У Гомера власть этого бога ограничивается морем. Хотя он, как друг греков, и принимает участие в битвах — достаточно сравнить его с прочими олимпийцами, чтобы убедиться в его крайне ограниченной значимости. В то время как прочие боги вмешиваются в жизнь людей самыми разнообразными способами, участие Посейдона мыслится лишь в связи с морем и конями. И все же Посейдон — единственный, кто дерзает протестовать против главенства Зевса и желает, чтобы тот ограничился небом как своим единственным уделом (Илиада, 15, ст. 195). Должно быть, Посейдон когда-то был гораздо могущественнее, чем его рисует Илиада. Поэмы Гомера неоднократно намекают, не в последнюю очередь посредством отчетливых характеристик, что его изначальное величие принадлежит прошлому. Время от времени Посейдон противопоставляется более молодым богам — и всякий раз оказывается несколько неповоротливым и старомодным в сравнении со светлой и живой одухотворенностью, например, Аполлона (ср.: Илиада, 21, ст. 435 и далее; Одиссея, 8, ст. 344 и далее). Посейдон, согласно воззрениям Илиады (15, ст. 204) — младший брат Зевса. Однако Гесиод, как мы увидим ниже, придерживался более древних взглядов, и у него (Теогония, ст. 453 и далее) Зевс представлен как младший из отпрысков Кроноса.

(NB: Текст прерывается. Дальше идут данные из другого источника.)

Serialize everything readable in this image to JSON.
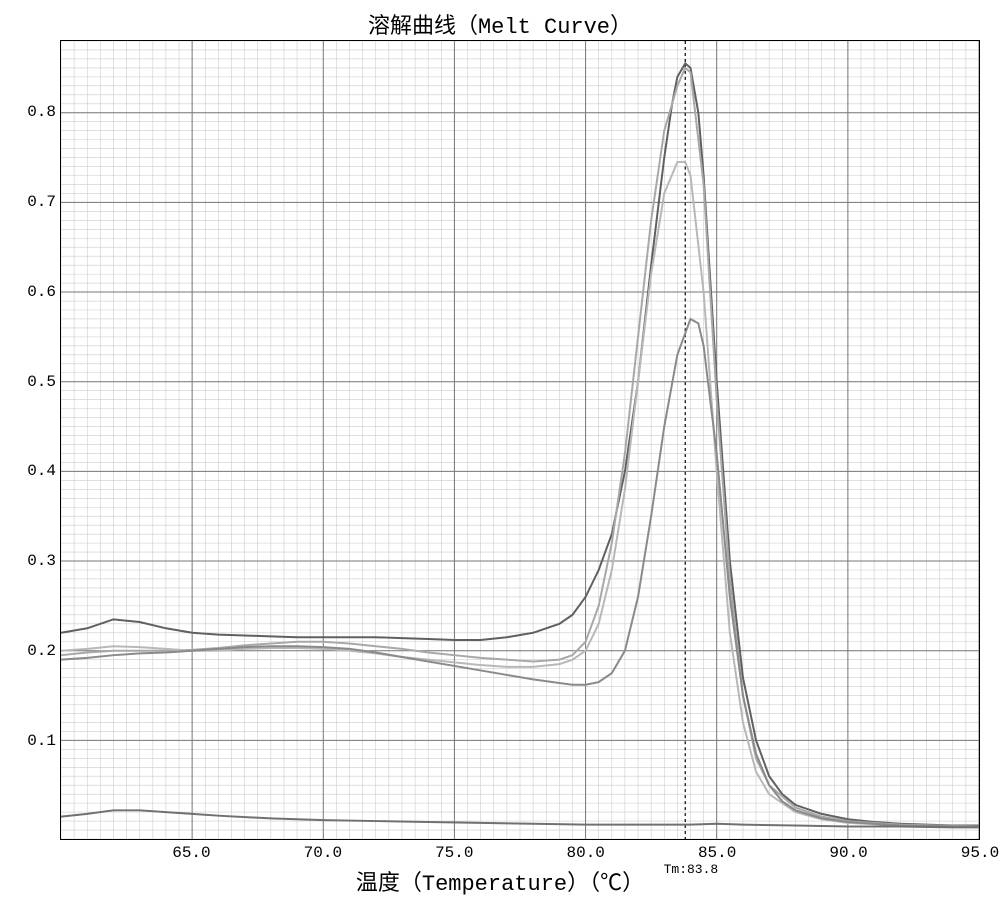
{
  "chart": {
    "type": "line",
    "title": "溶解曲线（Melt Curve）",
    "xlabel": "温度（Temperature）（℃）",
    "tm_annotation": "Tm:83.8",
    "tm_x": 83.8,
    "background_color": "#ffffff",
    "grid_minor_color": "#cccccc",
    "grid_major_color": "#777777",
    "border_color": "#000000",
    "x_axis": {
      "min": 60.0,
      "max": 95.0,
      "major_ticks": [
        65.0,
        70.0,
        75.0,
        80.0,
        85.0,
        90.0,
        95.0
      ],
      "minor_step": 0.5,
      "label_fontsize": 16
    },
    "y_axis": {
      "min": -0.01,
      "max": 0.88,
      "major_ticks": [
        0.1,
        0.2,
        0.3,
        0.4,
        0.5,
        0.6,
        0.7,
        0.8
      ],
      "minor_step": 0.01,
      "label_fontsize": 16
    },
    "series": [
      {
        "name": "curve-1",
        "color": "#606060",
        "line_width": 2.0,
        "points": [
          [
            60.0,
            0.22
          ],
          [
            61.0,
            0.225
          ],
          [
            62.0,
            0.235
          ],
          [
            63.0,
            0.232
          ],
          [
            64.0,
            0.225
          ],
          [
            65.0,
            0.22
          ],
          [
            66.0,
            0.218
          ],
          [
            67.0,
            0.217
          ],
          [
            68.0,
            0.216
          ],
          [
            69.0,
            0.215
          ],
          [
            70.0,
            0.215
          ],
          [
            71.0,
            0.215
          ],
          [
            72.0,
            0.215
          ],
          [
            73.0,
            0.214
          ],
          [
            74.0,
            0.213
          ],
          [
            75.0,
            0.212
          ],
          [
            76.0,
            0.212
          ],
          [
            77.0,
            0.215
          ],
          [
            78.0,
            0.22
          ],
          [
            79.0,
            0.23
          ],
          [
            79.5,
            0.24
          ],
          [
            80.0,
            0.26
          ],
          [
            80.5,
            0.29
          ],
          [
            81.0,
            0.33
          ],
          [
            81.5,
            0.4
          ],
          [
            82.0,
            0.5
          ],
          [
            82.5,
            0.63
          ],
          [
            83.0,
            0.75
          ],
          [
            83.3,
            0.81
          ],
          [
            83.5,
            0.84
          ],
          [
            83.8,
            0.855
          ],
          [
            84.0,
            0.85
          ],
          [
            84.3,
            0.8
          ],
          [
            84.5,
            0.73
          ],
          [
            85.0,
            0.5
          ],
          [
            85.5,
            0.3
          ],
          [
            86.0,
            0.17
          ],
          [
            86.5,
            0.1
          ],
          [
            87.0,
            0.06
          ],
          [
            87.5,
            0.04
          ],
          [
            88.0,
            0.028
          ],
          [
            89.0,
            0.018
          ],
          [
            90.0,
            0.012
          ],
          [
            91.0,
            0.009
          ],
          [
            92.0,
            0.007
          ],
          [
            93.0,
            0.006
          ],
          [
            94.0,
            0.005
          ],
          [
            95.0,
            0.005
          ]
        ]
      },
      {
        "name": "curve-2",
        "color": "#a8a8a8",
        "line_width": 2.0,
        "points": [
          [
            60.0,
            0.195
          ],
          [
            61.0,
            0.198
          ],
          [
            62.0,
            0.2
          ],
          [
            63.0,
            0.2
          ],
          [
            64.0,
            0.2
          ],
          [
            65.0,
            0.201
          ],
          [
            66.0,
            0.203
          ],
          [
            67.0,
            0.206
          ],
          [
            68.0,
            0.208
          ],
          [
            69.0,
            0.21
          ],
          [
            70.0,
            0.21
          ],
          [
            71.0,
            0.208
          ],
          [
            72.0,
            0.205
          ],
          [
            73.0,
            0.202
          ],
          [
            74.0,
            0.198
          ],
          [
            75.0,
            0.195
          ],
          [
            76.0,
            0.192
          ],
          [
            77.0,
            0.19
          ],
          [
            78.0,
            0.188
          ],
          [
            79.0,
            0.19
          ],
          [
            79.5,
            0.195
          ],
          [
            80.0,
            0.21
          ],
          [
            80.5,
            0.25
          ],
          [
            81.0,
            0.32
          ],
          [
            81.5,
            0.42
          ],
          [
            82.0,
            0.55
          ],
          [
            82.5,
            0.68
          ],
          [
            83.0,
            0.78
          ],
          [
            83.5,
            0.83
          ],
          [
            83.8,
            0.85
          ],
          [
            84.0,
            0.845
          ],
          [
            84.5,
            0.72
          ],
          [
            85.0,
            0.48
          ],
          [
            85.5,
            0.28
          ],
          [
            86.0,
            0.15
          ],
          [
            86.5,
            0.08
          ],
          [
            87.0,
            0.05
          ],
          [
            88.0,
            0.025
          ],
          [
            89.0,
            0.015
          ],
          [
            90.0,
            0.01
          ],
          [
            92.0,
            0.006
          ],
          [
            95.0,
            0.004
          ]
        ]
      },
      {
        "name": "curve-3",
        "color": "#b8b8b8",
        "line_width": 2.0,
        "points": [
          [
            60.0,
            0.2
          ],
          [
            61.0,
            0.202
          ],
          [
            62.0,
            0.205
          ],
          [
            63.0,
            0.204
          ],
          [
            64.0,
            0.202
          ],
          [
            65.0,
            0.2
          ],
          [
            66.0,
            0.2
          ],
          [
            67.0,
            0.202
          ],
          [
            68.0,
            0.203
          ],
          [
            69.0,
            0.203
          ],
          [
            70.0,
            0.202
          ],
          [
            71.0,
            0.2
          ],
          [
            72.0,
            0.197
          ],
          [
            73.0,
            0.193
          ],
          [
            74.0,
            0.19
          ],
          [
            75.0,
            0.187
          ],
          [
            76.0,
            0.184
          ],
          [
            77.0,
            0.182
          ],
          [
            78.0,
            0.182
          ],
          [
            79.0,
            0.185
          ],
          [
            79.5,
            0.19
          ],
          [
            80.0,
            0.2
          ],
          [
            80.5,
            0.23
          ],
          [
            81.0,
            0.29
          ],
          [
            81.5,
            0.38
          ],
          [
            82.0,
            0.5
          ],
          [
            82.5,
            0.62
          ],
          [
            83.0,
            0.71
          ],
          [
            83.5,
            0.745
          ],
          [
            83.8,
            0.745
          ],
          [
            84.0,
            0.73
          ],
          [
            84.5,
            0.6
          ],
          [
            85.0,
            0.4
          ],
          [
            85.5,
            0.22
          ],
          [
            86.0,
            0.12
          ],
          [
            86.5,
            0.065
          ],
          [
            87.0,
            0.04
          ],
          [
            88.0,
            0.02
          ],
          [
            89.0,
            0.012
          ],
          [
            90.0,
            0.008
          ],
          [
            92.0,
            0.005
          ],
          [
            95.0,
            0.004
          ]
        ]
      },
      {
        "name": "curve-4",
        "color": "#8a8a8a",
        "line_width": 2.0,
        "points": [
          [
            60.0,
            0.19
          ],
          [
            61.0,
            0.192
          ],
          [
            62.0,
            0.195
          ],
          [
            63.0,
            0.197
          ],
          [
            64.0,
            0.198
          ],
          [
            65.0,
            0.2
          ],
          [
            66.0,
            0.202
          ],
          [
            67.0,
            0.204
          ],
          [
            68.0,
            0.205
          ],
          [
            69.0,
            0.205
          ],
          [
            70.0,
            0.204
          ],
          [
            71.0,
            0.202
          ],
          [
            72.0,
            0.198
          ],
          [
            73.0,
            0.193
          ],
          [
            74.0,
            0.188
          ],
          [
            75.0,
            0.183
          ],
          [
            76.0,
            0.178
          ],
          [
            77.0,
            0.173
          ],
          [
            78.0,
            0.168
          ],
          [
            79.0,
            0.164
          ],
          [
            79.5,
            0.162
          ],
          [
            80.0,
            0.162
          ],
          [
            80.5,
            0.165
          ],
          [
            81.0,
            0.175
          ],
          [
            81.5,
            0.2
          ],
          [
            82.0,
            0.26
          ],
          [
            82.5,
            0.35
          ],
          [
            83.0,
            0.45
          ],
          [
            83.5,
            0.53
          ],
          [
            84.0,
            0.57
          ],
          [
            84.3,
            0.565
          ],
          [
            84.5,
            0.54
          ],
          [
            85.0,
            0.42
          ],
          [
            85.5,
            0.26
          ],
          [
            86.0,
            0.15
          ],
          [
            86.5,
            0.085
          ],
          [
            87.0,
            0.05
          ],
          [
            87.5,
            0.032
          ],
          [
            88.0,
            0.022
          ],
          [
            89.0,
            0.013
          ],
          [
            90.0,
            0.009
          ],
          [
            92.0,
            0.005
          ],
          [
            95.0,
            0.004
          ]
        ]
      },
      {
        "name": "curve-5-baseline",
        "color": "#707070",
        "line_width": 2.0,
        "points": [
          [
            60.0,
            0.015
          ],
          [
            61.0,
            0.018
          ],
          [
            62.0,
            0.022
          ],
          [
            63.0,
            0.022
          ],
          [
            64.0,
            0.02
          ],
          [
            65.0,
            0.018
          ],
          [
            66.0,
            0.016
          ],
          [
            68.0,
            0.013
          ],
          [
            70.0,
            0.011
          ],
          [
            72.0,
            0.01
          ],
          [
            74.0,
            0.009
          ],
          [
            76.0,
            0.008
          ],
          [
            78.0,
            0.007
          ],
          [
            80.0,
            0.006
          ],
          [
            82.0,
            0.006
          ],
          [
            84.0,
            0.006
          ],
          [
            85.0,
            0.007
          ],
          [
            86.0,
            0.006
          ],
          [
            88.0,
            0.005
          ],
          [
            90.0,
            0.004
          ],
          [
            92.0,
            0.004
          ],
          [
            94.0,
            0.003
          ],
          [
            95.0,
            0.003
          ]
        ]
      }
    ]
  }
}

Об изначальном могуществе Посейдона свидетельствуют и сыновья, которых приписывают ему мифы: это чудовищные, неукротимые силы природы, такие, как Орион, От и Эфиальт, Полифем и многие другие. Но с наибольшей ясностью о том, чем Посейдон некогда был, говорит его имя. Вторая часть этого имени, указывающая на хтоническую богиню, содержит то же самое древнее слово, которым именуется Даматра (Деметра), «Мать Да». От связи Посейдона с этой богиней еще древнейшие мифы выводили происхождении культов Аркадии. Почитавшаяся в Аркадии Деметра Эриния была в образе кобылы оплодотворена Посейдоном в образе жеребца, после чего родила дочь и дикого коня Ариона, о котором также говорится, что его породила сама Земля (Антимах у Павсания, 8, 25, 9). Этому мифу родственен иной, согласно которому Посейдон совокупился с Медузой (Гесиод, Теогония, ст. 278). Эта последняя также носит имя богини Земли: «Медуза» означает «повелительница». Здесь древнее хтоническое божество порождает детей неслыханнейшим мифическим образом: Медузу обезглавливает Персей, и тут же на свет появляются Хрисаор, «муж с золотым мечом», и Пегас, конь-молния. То, что богиня Земли и ее супруг совокупляются в образе коней, соответствует древним представлениям, согласно которым конь принадлежит земле и подземному миру. Посейдон считается создателем, отцом или подателем коней и носит по ним прозвище Гиппий, ему приносят в жертву лошадей и проводят в его честь состязания на колесницах. Согласно аркадийскому сказанию, Рея дала Кроносу вместо Посейдона проглотить жеребенка. Сын Посейдона Нелей был воспитан пастухом лошадей. Вслед за Нелеем, «Безжалостным», мы входим в область подземного мира; и немаловажно, что этот мир был некогда и домом Посейдона. Что же касается деяний, в которых открывается сила супруга Земли, то важнейшее из них — землетрясение, от которого Посейдон получил немало прозвищ. Он — всегда внушающий ужас бог землетрясения. В Илиаде (20, ст. 56 и далее) он колеблет землю так, что содрогаются горы и грозит разверзнуться страшное царство преисподней. Но Посейдон не просто раскалывает землю — он позволяет соленой и пресной воде излиться из нее и потому является богом источников и рек. Наиболее же величественным образом он являет себя на море, волнение которого сродни землетрясению.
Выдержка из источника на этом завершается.